Cette loi exige que le contrôleur général et le secrétaire aux Transports réalisent une étude conjointe sur les dangers liés aux conditions météorologiques et les lacunes en matière de sécurité dans le transport terrestre. L'étude doit examiner les programmes et subventions fédéraux (y compris les programmes pilotes) qui traitent de la sécurité des transports liée aux conditions météorologiques et si ces programmes réduisent le risque d'accidents, atteignent les zones rurales et soutiennent la notification en temps réel des voyageurs. Elle doit évaluer les pratiques des États, des collectivités locales et des tribus pour intégrer les données météorologiques à la gestion du trafic et les obstacles à cette intégration.
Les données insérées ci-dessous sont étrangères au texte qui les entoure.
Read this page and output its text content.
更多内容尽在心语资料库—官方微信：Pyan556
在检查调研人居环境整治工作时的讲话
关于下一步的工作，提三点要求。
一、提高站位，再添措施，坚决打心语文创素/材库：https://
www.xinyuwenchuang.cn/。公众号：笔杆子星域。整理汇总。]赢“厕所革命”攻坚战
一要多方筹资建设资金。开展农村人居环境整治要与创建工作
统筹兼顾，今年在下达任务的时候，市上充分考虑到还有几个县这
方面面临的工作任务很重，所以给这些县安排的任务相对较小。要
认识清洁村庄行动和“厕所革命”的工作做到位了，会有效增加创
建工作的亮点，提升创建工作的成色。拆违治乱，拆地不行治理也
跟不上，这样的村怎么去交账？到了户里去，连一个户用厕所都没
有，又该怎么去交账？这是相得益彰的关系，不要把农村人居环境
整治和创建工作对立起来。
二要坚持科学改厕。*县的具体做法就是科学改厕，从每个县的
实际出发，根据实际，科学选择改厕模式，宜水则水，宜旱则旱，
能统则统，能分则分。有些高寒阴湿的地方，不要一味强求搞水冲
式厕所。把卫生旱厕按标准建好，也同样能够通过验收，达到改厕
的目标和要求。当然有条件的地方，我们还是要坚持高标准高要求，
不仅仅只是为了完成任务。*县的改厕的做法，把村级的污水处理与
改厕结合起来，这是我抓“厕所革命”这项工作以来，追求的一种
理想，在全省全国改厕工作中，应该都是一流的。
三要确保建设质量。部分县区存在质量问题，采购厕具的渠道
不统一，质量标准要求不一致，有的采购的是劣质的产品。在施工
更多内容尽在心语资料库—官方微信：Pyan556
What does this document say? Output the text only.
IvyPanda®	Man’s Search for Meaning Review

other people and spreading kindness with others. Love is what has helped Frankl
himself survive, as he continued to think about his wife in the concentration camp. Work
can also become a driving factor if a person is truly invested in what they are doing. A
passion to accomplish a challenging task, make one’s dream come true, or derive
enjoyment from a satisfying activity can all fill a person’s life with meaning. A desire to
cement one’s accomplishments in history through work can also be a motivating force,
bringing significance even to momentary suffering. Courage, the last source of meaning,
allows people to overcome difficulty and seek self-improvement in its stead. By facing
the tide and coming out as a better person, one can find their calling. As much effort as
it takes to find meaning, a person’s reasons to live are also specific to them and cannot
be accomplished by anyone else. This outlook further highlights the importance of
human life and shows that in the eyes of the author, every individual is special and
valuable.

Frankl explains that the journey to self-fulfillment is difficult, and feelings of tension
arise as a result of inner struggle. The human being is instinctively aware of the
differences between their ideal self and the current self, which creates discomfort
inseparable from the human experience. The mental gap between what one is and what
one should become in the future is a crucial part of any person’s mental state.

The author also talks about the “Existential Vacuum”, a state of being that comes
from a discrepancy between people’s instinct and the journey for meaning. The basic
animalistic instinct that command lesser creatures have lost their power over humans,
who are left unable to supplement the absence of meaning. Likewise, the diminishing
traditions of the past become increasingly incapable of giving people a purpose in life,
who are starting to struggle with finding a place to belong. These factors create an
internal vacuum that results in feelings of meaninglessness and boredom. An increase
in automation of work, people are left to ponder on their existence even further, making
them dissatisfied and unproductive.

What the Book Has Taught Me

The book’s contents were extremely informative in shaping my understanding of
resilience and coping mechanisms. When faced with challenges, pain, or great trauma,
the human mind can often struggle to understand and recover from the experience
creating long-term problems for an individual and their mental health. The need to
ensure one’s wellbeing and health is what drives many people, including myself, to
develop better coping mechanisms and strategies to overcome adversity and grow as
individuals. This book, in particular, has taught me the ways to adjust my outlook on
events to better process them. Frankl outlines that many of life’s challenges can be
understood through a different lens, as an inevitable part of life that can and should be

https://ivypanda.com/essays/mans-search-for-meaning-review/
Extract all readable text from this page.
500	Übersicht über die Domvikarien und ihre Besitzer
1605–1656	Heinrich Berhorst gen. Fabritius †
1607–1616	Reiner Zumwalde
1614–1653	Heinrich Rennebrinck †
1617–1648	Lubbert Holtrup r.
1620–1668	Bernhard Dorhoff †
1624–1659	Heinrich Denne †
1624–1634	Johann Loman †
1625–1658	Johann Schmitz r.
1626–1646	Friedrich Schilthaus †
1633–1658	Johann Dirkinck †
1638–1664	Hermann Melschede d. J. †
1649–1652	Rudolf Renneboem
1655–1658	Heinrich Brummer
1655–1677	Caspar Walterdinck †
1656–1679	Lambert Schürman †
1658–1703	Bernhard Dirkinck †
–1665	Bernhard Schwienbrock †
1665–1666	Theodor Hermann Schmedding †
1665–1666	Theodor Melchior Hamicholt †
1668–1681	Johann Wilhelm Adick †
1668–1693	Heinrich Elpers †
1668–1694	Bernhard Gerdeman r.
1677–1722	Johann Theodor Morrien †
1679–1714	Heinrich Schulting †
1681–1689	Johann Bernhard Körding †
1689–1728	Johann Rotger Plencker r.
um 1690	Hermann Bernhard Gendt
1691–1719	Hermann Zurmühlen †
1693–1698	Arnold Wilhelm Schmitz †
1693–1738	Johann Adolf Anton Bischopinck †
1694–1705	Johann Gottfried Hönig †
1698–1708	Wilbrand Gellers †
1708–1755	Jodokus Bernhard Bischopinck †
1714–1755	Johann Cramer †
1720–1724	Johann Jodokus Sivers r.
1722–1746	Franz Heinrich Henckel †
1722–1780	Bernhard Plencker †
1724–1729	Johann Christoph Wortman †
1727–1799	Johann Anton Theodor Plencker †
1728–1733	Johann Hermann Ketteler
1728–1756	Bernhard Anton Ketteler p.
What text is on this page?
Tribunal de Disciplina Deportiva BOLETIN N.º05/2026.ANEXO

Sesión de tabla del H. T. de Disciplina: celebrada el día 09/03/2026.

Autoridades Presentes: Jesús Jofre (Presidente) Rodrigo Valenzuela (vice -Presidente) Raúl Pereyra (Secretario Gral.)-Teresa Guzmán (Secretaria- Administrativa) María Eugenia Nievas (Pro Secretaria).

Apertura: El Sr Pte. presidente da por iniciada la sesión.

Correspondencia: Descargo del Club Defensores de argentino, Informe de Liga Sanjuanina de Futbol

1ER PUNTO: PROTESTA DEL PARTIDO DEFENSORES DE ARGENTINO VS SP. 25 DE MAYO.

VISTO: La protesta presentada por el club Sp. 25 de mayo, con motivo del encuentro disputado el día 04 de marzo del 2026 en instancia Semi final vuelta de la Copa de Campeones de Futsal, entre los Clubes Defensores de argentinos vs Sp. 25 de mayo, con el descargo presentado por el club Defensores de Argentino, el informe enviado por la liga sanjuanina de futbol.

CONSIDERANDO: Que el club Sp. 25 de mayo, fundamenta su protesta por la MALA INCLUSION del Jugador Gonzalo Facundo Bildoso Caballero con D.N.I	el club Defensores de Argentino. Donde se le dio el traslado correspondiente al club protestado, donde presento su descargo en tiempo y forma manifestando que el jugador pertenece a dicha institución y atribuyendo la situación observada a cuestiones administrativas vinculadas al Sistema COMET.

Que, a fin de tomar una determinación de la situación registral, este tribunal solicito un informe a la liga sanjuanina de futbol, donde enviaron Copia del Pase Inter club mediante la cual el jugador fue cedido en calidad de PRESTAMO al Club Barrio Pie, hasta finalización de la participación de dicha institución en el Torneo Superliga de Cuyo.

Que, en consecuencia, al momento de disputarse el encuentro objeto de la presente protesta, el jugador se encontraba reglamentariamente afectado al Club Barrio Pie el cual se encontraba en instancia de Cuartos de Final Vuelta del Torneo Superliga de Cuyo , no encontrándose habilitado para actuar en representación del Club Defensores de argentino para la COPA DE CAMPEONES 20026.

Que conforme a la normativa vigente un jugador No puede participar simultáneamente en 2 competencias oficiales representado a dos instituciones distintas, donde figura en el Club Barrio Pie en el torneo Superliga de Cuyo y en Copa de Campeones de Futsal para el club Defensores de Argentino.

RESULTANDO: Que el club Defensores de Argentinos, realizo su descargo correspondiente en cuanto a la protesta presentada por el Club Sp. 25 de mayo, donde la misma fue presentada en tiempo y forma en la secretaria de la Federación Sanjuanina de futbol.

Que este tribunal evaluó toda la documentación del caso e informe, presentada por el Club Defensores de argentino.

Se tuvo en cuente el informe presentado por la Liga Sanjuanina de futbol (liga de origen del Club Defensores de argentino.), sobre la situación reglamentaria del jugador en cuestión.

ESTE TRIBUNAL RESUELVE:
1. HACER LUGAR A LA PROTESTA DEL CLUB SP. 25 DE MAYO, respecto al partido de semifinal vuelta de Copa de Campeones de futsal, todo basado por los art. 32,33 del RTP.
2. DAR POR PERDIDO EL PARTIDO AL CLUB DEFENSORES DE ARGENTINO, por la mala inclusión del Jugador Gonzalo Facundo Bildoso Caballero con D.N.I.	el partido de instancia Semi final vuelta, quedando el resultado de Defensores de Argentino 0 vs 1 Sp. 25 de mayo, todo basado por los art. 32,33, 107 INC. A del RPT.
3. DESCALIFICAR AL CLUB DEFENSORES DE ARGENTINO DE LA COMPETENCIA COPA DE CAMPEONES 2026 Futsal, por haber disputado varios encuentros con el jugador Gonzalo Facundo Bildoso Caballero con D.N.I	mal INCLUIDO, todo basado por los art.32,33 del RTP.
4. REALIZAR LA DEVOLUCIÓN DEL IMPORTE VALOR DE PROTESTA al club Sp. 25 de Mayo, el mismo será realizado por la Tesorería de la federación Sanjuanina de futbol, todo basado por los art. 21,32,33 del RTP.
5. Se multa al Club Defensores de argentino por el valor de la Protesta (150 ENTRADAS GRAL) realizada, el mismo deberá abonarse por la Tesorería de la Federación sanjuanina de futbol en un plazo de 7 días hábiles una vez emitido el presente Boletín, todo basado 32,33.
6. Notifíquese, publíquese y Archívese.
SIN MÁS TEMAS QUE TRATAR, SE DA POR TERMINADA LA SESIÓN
L'étude doit également examiner le rôle de la gestion des urgences, des forces de l'ordre et du commandement des incidents dans les fermetures ou évacuations liées aux dangers météorologiques ; les contraintes en matière de ressources et de technologies de l'information ; les estimations coûts-bénéfices pour les interventions proposées ; les considérations de confidentialité ; les meilleures pratiques ; et toute recommandation législative ou administrative pour combler les lacunes identifiées. Le contrôleur général et le secrétaire doivent soumettre un rapport conjoint avec les résultats de l'étude et toutes recommandations au Comité sénatorial du commerce, de la science et des transports et au Comité de la Chambre des transports et des infrastructures dans les deux ans suivant l'adoption.
La loi ordonne une étude pour recueillir des informations sur la manière dont la météo affecte la sécurité routière et celle des autres transports terrestres et où se trouvent les lacunes en matière de sécurité. L'étude examinera les programmes, le partage de données, les rôles de réponse aux urgences, les limites technologiques et les solutions possibles. Elle produira un rapport et des recommandations au Congrès dans les deux ans. La loi elle-même ne modifie pas les règles ni n'exige d'actions au-delà de l'achèvement de l'étude et du rapport.
Le texte de la loi ne précise pas de financement ni d'une appropriation pour l'étude. Aucune information publique disponible sur le coût estimé pour réaliser l'étude ou le coût de mise en œuvre de recommandations.
Aucune information publique disponible.